Kapolres Bintan AKBP Yunita Stevani, S.I.K., M.Si melalui Kasatreskrim Polres Bintan, IPTU Fikri Rahmadi, S.Tr.K, menegaskan bahwa seluruh proses hukum telah dijalankan sesuai prosedur yang berlaku.
“Berita yang beredar di media sosial itu tidak benar. Kami telah melakukan semua tahapan penyelidikan dan penyidikan sesuai aturan yang berlaku hingga kasus ini diterima kejaksaan dan berkasnya dinyatakan lengkap,” jelas IPTU Fikri Rahmadi saat dikonfirmasi di ruang kerjanya, Selasa (18/2/2025).
Menurutnya, tersangka IS atau Apung telah didampingi kuasa hukum selama proses hukum berlangsung. Penyidik juga telah bekerja profesional dalam menangani perkara ini.
“Jika ada kesalahan prosedur dalam penanganan, tentu kejaksaan tidak akan menerima berkas perkara ini. Namun faktanya, berkas telah dinyatakan lengkap dan diterima oleh pihak kejaksaan,” tambahnya.

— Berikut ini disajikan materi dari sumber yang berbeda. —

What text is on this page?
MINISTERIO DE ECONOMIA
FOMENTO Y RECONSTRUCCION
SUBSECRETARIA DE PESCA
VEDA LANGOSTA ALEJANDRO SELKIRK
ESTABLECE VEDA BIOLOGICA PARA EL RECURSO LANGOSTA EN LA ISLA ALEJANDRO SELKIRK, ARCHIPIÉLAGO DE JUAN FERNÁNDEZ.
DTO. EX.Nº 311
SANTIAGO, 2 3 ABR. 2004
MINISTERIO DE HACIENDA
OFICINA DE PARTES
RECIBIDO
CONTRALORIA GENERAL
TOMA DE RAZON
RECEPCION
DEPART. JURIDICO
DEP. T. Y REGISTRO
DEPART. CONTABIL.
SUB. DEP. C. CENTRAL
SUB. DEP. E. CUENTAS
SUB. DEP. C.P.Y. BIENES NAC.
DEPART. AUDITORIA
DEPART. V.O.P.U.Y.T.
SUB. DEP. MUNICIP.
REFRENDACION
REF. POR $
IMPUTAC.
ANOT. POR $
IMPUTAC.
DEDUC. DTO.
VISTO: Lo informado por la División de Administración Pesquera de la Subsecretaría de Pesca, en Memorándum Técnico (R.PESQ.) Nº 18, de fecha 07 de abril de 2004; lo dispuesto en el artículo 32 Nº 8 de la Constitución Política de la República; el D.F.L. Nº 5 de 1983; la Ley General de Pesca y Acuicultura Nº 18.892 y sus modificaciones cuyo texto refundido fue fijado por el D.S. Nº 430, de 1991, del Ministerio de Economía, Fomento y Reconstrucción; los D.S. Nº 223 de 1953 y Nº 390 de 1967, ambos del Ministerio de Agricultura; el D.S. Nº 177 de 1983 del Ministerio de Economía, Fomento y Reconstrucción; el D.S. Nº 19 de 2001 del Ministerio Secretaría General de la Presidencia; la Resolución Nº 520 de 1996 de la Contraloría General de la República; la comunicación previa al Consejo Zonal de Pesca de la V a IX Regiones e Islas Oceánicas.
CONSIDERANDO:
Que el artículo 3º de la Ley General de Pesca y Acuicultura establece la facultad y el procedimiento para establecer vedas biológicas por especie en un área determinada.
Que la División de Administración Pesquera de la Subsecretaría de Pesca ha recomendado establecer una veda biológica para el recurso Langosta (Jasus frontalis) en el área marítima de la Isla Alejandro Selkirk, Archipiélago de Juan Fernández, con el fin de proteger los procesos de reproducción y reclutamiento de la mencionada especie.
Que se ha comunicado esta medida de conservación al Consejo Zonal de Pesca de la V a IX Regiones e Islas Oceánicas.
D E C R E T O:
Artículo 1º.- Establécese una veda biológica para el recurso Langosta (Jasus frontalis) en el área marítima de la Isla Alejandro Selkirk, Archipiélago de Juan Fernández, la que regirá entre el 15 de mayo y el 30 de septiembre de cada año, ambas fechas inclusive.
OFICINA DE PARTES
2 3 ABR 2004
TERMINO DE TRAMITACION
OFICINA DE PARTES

Kasatreskrim juga mengungkapkan bahwa selama proses penyidikan, tersangka IS tidak bersikap kooperatif. Namun, pihak keluarga sempat mengajukan penangguhan penahanan yang kemudian dikabulkan oleh penyidik.
“Kami justru bingung dengan tuduhan tidak profesional. Semua tahapan telah dilakukan sesuai prosedur, bahkan permohonan penangguhan penahanan dari pihak keluarga telah kami penuhi,” tegasnya.
Dalam Berita Acara Pemeriksaan (BAP), tersangka IS juga telah mengakui bahwa dana yang diterimanya dari pelapor digunakan untuk keperluan lain, tidak sesuai dengan perjanjian awal.
Kasatreskrim IPTU Fikri Rahmadi kembali menegaskan bahwa penyidik Polres Bintan telah bekerja secara profesional dan sesuai ketentuan hukum yang berlaku dalam menangani kasus ini.
“Kami memastikan bahwa seluruh proses hukum dilakukan secara profesional dan transparan,” pungkasnya. (Dwi)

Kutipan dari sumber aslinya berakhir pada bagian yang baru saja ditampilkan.